If >1 target_species are provided, then a table of aggregated report statistics concatenated across species will be returned instead.

Examples

orth_fly <- orthogene::report_orthologs(
    target_species = "fly",
    reference_species = "human"
)
#> Retrieving all genes using: homologene.
#> Retrieving all organisms available in homologene.
#> Mapping species name: fly
#> Common name mapping found for fly
#> 1 organism identified from search: 7227
#> Gene table with 8,438 rows retrieved.
#> Returning all 8,438 genes from fly.
#> --
#> Retrieving all genes using: homologene.
#> Retrieving all organisms available in homologene.
#> Mapping species name: human
#> Common name mapping found for human
#> 1 organism identified from search: 9606
#> Gene table with 19,129 rows retrieved.
#> Returning all 19,129 genes from human.
#> --
#> Preparing gene_df.
#> data.frame format detected.
#> Extracting genes from Gene.Symbol.
#> 8,438 genes extracted.
#> Converting fly ==> human orthologs using: homologene
#> Retrieving all organisms available in homologene.
#> Mapping species name: fly
#> Common name mapping found for fly
#> 1 organism identified from search: 7227
#> Retrieving all organisms available in homologene.
#> Mapping species name: human
#> Common name mapping found for human
#> 1 organism identified from search: 9606
#> Checking for genes without orthologs in human.
#> Extracting genes from input_gene.
#> 4,500 genes extracted.
#> Dropping 1 NAs of all kinds from input_gene.
#> Extracting genes from ortholog_gene.
#> 4,499 genes extracted.
#> Checking for genes without 1:1 orthologs.
#> Dropping 19 genes that have multiple input_gene per ortholog_gene (many:1).

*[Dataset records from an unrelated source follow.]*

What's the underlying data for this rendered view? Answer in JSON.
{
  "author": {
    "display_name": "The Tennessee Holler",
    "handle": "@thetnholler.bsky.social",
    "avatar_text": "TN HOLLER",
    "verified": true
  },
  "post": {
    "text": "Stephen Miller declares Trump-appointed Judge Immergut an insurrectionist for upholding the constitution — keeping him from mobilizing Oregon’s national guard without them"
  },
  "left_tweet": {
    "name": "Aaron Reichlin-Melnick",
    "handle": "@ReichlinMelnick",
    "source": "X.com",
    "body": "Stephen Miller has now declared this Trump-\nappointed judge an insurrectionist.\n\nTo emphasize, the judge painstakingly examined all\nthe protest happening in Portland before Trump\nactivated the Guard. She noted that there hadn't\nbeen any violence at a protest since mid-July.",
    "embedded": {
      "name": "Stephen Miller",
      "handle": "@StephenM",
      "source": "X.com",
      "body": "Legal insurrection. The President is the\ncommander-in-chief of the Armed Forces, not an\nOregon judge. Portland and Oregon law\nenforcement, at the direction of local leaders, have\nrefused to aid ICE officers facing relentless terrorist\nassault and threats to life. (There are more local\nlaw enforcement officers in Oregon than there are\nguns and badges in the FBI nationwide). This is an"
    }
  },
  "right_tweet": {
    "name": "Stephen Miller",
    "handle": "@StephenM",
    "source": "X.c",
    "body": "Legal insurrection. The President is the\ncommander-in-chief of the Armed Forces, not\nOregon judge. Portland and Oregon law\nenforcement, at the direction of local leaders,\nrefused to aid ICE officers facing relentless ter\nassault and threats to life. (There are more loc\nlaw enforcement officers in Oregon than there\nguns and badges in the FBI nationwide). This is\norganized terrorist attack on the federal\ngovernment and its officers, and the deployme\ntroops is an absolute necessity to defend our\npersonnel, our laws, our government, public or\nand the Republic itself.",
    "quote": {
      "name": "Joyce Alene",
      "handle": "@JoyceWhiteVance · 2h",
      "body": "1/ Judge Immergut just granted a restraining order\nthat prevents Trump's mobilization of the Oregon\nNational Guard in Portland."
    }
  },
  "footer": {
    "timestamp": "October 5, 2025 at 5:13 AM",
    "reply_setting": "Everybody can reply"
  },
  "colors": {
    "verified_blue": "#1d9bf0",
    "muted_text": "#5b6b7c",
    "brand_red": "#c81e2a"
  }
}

#> Dropping 266 genes that have multiple ortholog_gene per input_gene (1:many).
#> Filtering gene_df with gene_map
#> Adding input_gene col to gene_df.
#> Adding ortholog_gene col to gene_df.
#> 
#> =========== REPORT SUMMARY ===========
#> Total genes dropped after convert_orthologs :
#>    4,380 / 8,438 (52%)
#> Total genes remaining after convert_orthologs :
#>    4,058 / 8,438 (48%)
#> --
#> 
#> =========== REPORT SUMMARY ===========
#> 4,058 / 8,438 (48.09%) target_species genes remain after ortholog conversion.
#> 4,058 / 19,129 (21.21%) reference_species genes remain after ortholog conversion.